Quand le soleil s'aventure sur Kramatorsk, ville de l'est ukrainien meurtrie par la guerre, l'organisation Svitanok laisse ses portes grandes ouvertes, pour offrir une aide ou une tasse de thé aux personnes marginalisées.
Travailleurs du sexe, séropositifs ou toxicomanes reçoivent, dans cette ONG locale, une aide médicale et un répit vital pour ces communautés stigmatisées et se sentant souvent abandonnées et en insécurité, dans un pays ravagé par trois ans d'invasion russe.
«Je suis juste venu boire un thé. Ils vont me soigner, je sais qu'ils m'accepteront», explique Oleg Makaria, séropositif, devant l'ONG où la plupart des travailleurs ont le VIH. Cet habitué ne réagit plus guère aux sirènes aériennes qui retentissent quotidiennement dans les rues de Kramatorsk, à seulement 20 kilomètres du front, souvent ciblée par des frappes russes.
Cet homme affable de 41 ans plaisante même en disant qu'il ne fait pas son âge. Mais il s'effondre soudain en pensant à Donetsk, sa ville natale, sous contrôle russe depuis 2014.
En 2014, des séparatistes soutenus par Moscou ont pris une partie de la région de Donetsk, prélude à l'invasion russe de grande échelle de 2022 qui, selon l'ONU, a déplacé plus de 11 millions de personnes. Ce conflit a perturbé les traitements quotidiens de nombreux Ukrainiens vivant avec le VIH; environ 250 000 en 2020 selon ONUSIDA.
L'avancée russe menace également les thérapies contre l'addiction dans les zones contrôlées par Moscou, car la Russie interdit les substituts opiacés, essentiels pour remplacer les drogues dures.
Natalia Zelenina a été arrêtée en 2017 dans la région par des séparatistes prorusses pour avoir transporté un traitement de substitution, pourtant prescrit légalement.
Aujourd'hui, rien ne laisse penser que cette rayonnante assistante sociale, cinquantenaire aux cheveux roux et aux lèvres rose vif, a passé cinq ans en détention en Russie, où elle s'est battue pour obtenir un traitement contre le VIH, que ne voulaient pas lui fournir ses geôliers. «J'ai survécu, j'ai tout enduré. J'ai tout traversé. Je n'ai pas craqué», lance-t-elle.
Après avoir été libérée et transférée en territoire contrôlé par Kiev, dans le cadre d’un échange de prisonniers, Natalia est retournée auprès de l'ONG Svitanok, sachant qu'elle ne pourrait se «rétablir que dans un environnement familier».

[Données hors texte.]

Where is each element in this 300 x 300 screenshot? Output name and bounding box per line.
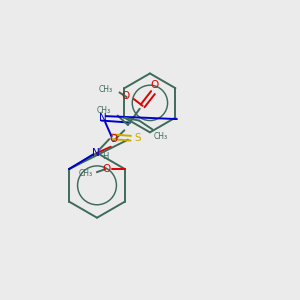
- Text: O: O: [109, 134, 117, 144]
- Text: CH₃: CH₃: [97, 106, 111, 115]
- Text: O: O: [102, 164, 110, 173]
- Text: N: N: [99, 112, 107, 123]
- Text: CH₃: CH₃: [154, 132, 168, 141]
- Text: CH₃: CH₃: [79, 169, 93, 178]
- Text: O: O: [121, 91, 129, 100]
- Text: CH₃: CH₃: [99, 85, 113, 94]
- Text: S: S: [134, 133, 141, 143]
- Text: O: O: [150, 80, 158, 90]
- Text: H: H: [102, 152, 108, 161]
- Text: N: N: [92, 148, 99, 158]
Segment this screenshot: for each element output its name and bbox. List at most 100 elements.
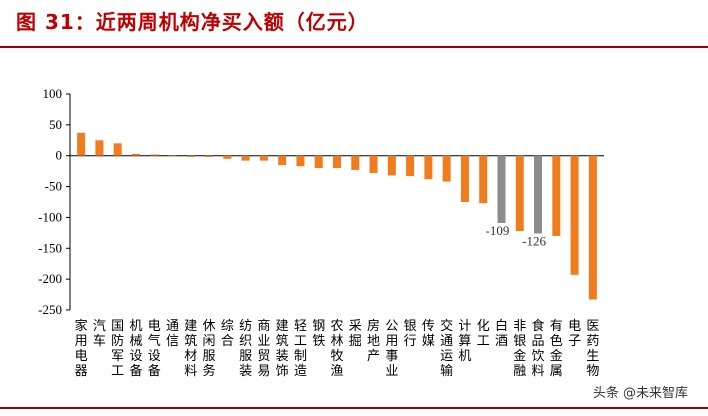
category-label-char: 信 (166, 333, 179, 348)
bar-15 (333, 155, 341, 169)
category-label-char: 备 (148, 363, 161, 378)
category-label-char: 备 (129, 363, 142, 378)
title-rule (0, 46, 708, 48)
category-label-char: 农 (330, 318, 343, 333)
category-label-char: 料 (184, 363, 197, 378)
category-label-char: 融 (513, 363, 526, 378)
y-tick-label: -150 (38, 240, 62, 255)
category-label-char: 闲 (203, 333, 216, 348)
category-label-char: 通 (166, 318, 179, 333)
category-label-char: 贸 (257, 348, 270, 363)
category-label-char: 电 (75, 348, 88, 363)
category-label-char: 织 (239, 333, 252, 348)
category-label-char: 合 (221, 333, 234, 348)
category-label-char: 用 (75, 333, 88, 348)
category-label-char: 铁 (312, 333, 325, 348)
category-label-char: 用 (385, 333, 398, 348)
category-label-char: 械 (129, 333, 142, 348)
bar-13 (296, 155, 305, 167)
y-tick-label: -100 (38, 209, 62, 224)
bar-4 (131, 153, 140, 156)
category-label-char: 电 (148, 318, 161, 333)
category-label-char: 医 (586, 318, 599, 333)
category-label-char: 算 (458, 333, 471, 348)
category-label-char: 掘 (349, 333, 362, 348)
category-label-char: 军 (111, 348, 124, 363)
category-label-char: 计 (458, 318, 471, 333)
category-label-char: 综 (221, 318, 234, 333)
category-label-char: 运 (440, 348, 453, 363)
category-label-char: 装 (276, 348, 289, 363)
bar-8 (205, 155, 214, 157)
category-label-char: 物 (586, 363, 599, 378)
category-label-char: 媒 (422, 333, 435, 348)
bar-26 (534, 155, 543, 234)
bar-7 (186, 155, 195, 157)
category-label-char: 制 (294, 348, 307, 363)
category-label-char: 车 (93, 333, 106, 348)
category-label-char: 饮 (532, 348, 545, 363)
category-label-char: 器 (75, 363, 88, 378)
y-tick-label: -50 (45, 179, 62, 194)
category-label-char: 子 (568, 333, 581, 348)
category-label-char: 地 (367, 333, 380, 348)
category-label-char: 工 (294, 333, 307, 348)
category-label-char: 造 (294, 363, 307, 378)
category-label-char: 渔 (330, 363, 343, 378)
category-label-char: 非 (513, 318, 526, 333)
category-label-char: 服 (203, 348, 216, 363)
bar-18 (387, 155, 396, 176)
bar-21 (442, 155, 451, 182)
bottom-rule (0, 407, 708, 409)
category-label-char: 药 (586, 333, 599, 348)
category-label-char: 化 (477, 318, 490, 333)
y-tick-label: -250 (38, 302, 62, 317)
y-tick-label: 50 (49, 117, 62, 132)
category-label-char: 属 (550, 363, 563, 378)
category-label-char: 牧 (330, 348, 343, 363)
bar-16 (351, 155, 360, 170)
data-label: -109 (486, 223, 510, 238)
category-label-char: 工 (477, 333, 490, 348)
category-label-char: 酒 (495, 333, 508, 348)
bar-22 (460, 155, 469, 202)
category-label-char: 服 (239, 348, 252, 363)
category-label-char: 房 (367, 318, 380, 333)
category-label-char: 筑 (184, 333, 197, 348)
category-label-char: 料 (532, 363, 545, 378)
bar-24 (497, 155, 506, 223)
category-label-char: 品 (532, 333, 545, 348)
bar-28 (570, 155, 579, 275)
category-label-char: 输 (440, 363, 453, 378)
category-label-char: 易 (257, 363, 270, 378)
data-label: -126 (522, 233, 546, 248)
category-label-char: 生 (586, 348, 599, 363)
category-label-char: 商 (257, 318, 270, 333)
category-label-char: 务 (203, 363, 216, 378)
category-label-char: 白 (495, 318, 508, 333)
bar-14 (314, 155, 323, 169)
category-label-char: 气 (148, 333, 161, 348)
category-label-char: 金 (513, 348, 526, 363)
category-label-char: 行 (404, 333, 417, 348)
category-label-char: 公 (385, 318, 398, 333)
category-label-char: 业 (257, 333, 270, 348)
category-label-char: 事 (385, 348, 398, 363)
bar-11 (259, 155, 268, 161)
category-label-char: 有 (550, 318, 563, 333)
category-label-char: 钢 (312, 318, 325, 333)
bar-23 (479, 155, 488, 204)
watermark: 头条 @未来智库 (588, 381, 692, 402)
category-label-char: 建 (276, 318, 289, 333)
bar-27 (552, 155, 561, 236)
category-label-char: 建 (184, 318, 197, 333)
bar-9 (223, 155, 232, 159)
bar-20 (424, 155, 433, 180)
category-label-char: 电 (568, 318, 581, 333)
category-label-char: 筑 (276, 333, 289, 348)
figure-title: 图 31：近两周机构净买入额（亿元） (16, 10, 369, 34)
bar-10 (241, 155, 250, 161)
bar-25 (515, 155, 524, 232)
bar-2 (95, 140, 104, 156)
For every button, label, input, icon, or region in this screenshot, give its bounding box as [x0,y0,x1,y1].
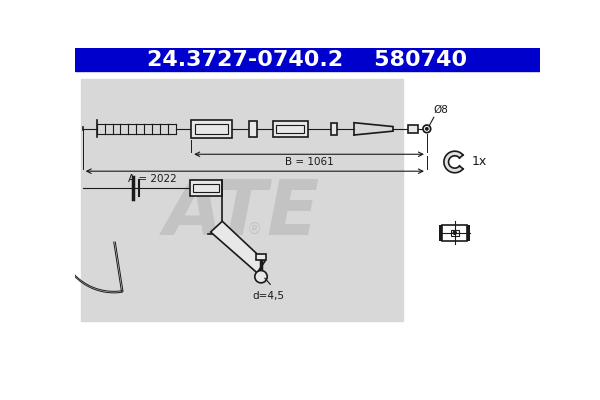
Bar [272,121,308,136]
Bar [193,184,219,192]
Circle shape [425,128,428,130]
Bar [81,79,403,321]
Circle shape [423,125,431,133]
Polygon shape [211,221,265,273]
Circle shape [453,231,457,234]
Text: A = 2022: A = 2022 [128,174,177,184]
Bar [451,230,458,236]
Bar [191,120,232,138]
Bar [190,180,222,196]
Circle shape [255,270,267,283]
Bar [467,225,470,240]
Bar [276,124,304,133]
Text: ATE: ATE [164,176,320,250]
Bar [439,225,442,240]
Bar [408,125,418,133]
Text: 1x: 1x [472,156,487,168]
Text: ®: ® [247,222,262,236]
Bar [250,121,257,136]
Polygon shape [444,151,463,173]
Text: 24.3727-0740.2    580740: 24.3727-0740.2 580740 [148,50,467,70]
Text: B = 1061: B = 1061 [284,157,334,167]
Bar [195,124,227,134]
Bar [75,48,540,71]
Bar [442,225,467,240]
Bar [331,123,337,135]
Text: d=4,5: d=4,5 [253,290,285,300]
Text: Ø8: Ø8 [433,105,448,115]
Bar [256,254,266,260]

Devant le bâtiment, à l'angle d'une rue aux vitres soufflées par les bombes, Iryna Mamalakieva regarde son fils Maksym, quatre ans, cueillir des pissenlits. Cette ancienne mineuse au chômage, diagnostiquée séropositive en 2019, dépend de Svitanok pour obtenir une aide médicale et juridique.
«Certaines personnes abandonnent», lâche la jeune femme qui dit connaître des cas où des parents «se sont saoulés à mort et sont allés se pendre» après avoir découvert qu'ils avaient le VIH.
L'invasion de 2022 a encore fragilisé les plus vulnérables. Une bénévole confie à avoir replongé «juste un peu» dans la drogue pour soulager son anxiété face à la guerre. Elle s'en est sortie grâce à ses collègues.
Svitlana Andreïeva, une autre bénévole, explique à l'AFP que la stigmatisation a aussi augmenté. Hors de cette ONG, le reste du monde «leur dit qu'ils ne sont personne, qu'ils ne sont pas acceptés, qu'ils ne sont pas respectés».
Elle se souvient d'avoir été expulsée des hôpitaux et battue par la police parce qu'elle était toxicomane et séropositive. Elle a ensuite appris ses droits, des connaissances juridiques qu'elle partage avec des visiteurs ayant vécu des expériences similaires.
Mais Svitanok fait face à un autre défi: la réduction de l'aide humanitaire américaine, décidée par le président Donald Trump. Bien que l'ONG ait survécu au gel de ces fonds, dont elle dépend en partie, elle lutte pour trouver de nouvelles sources de financement.
Face à cette incertitude, Natalia Zelenina, l'assistante sociale, a perdu son «équilibre».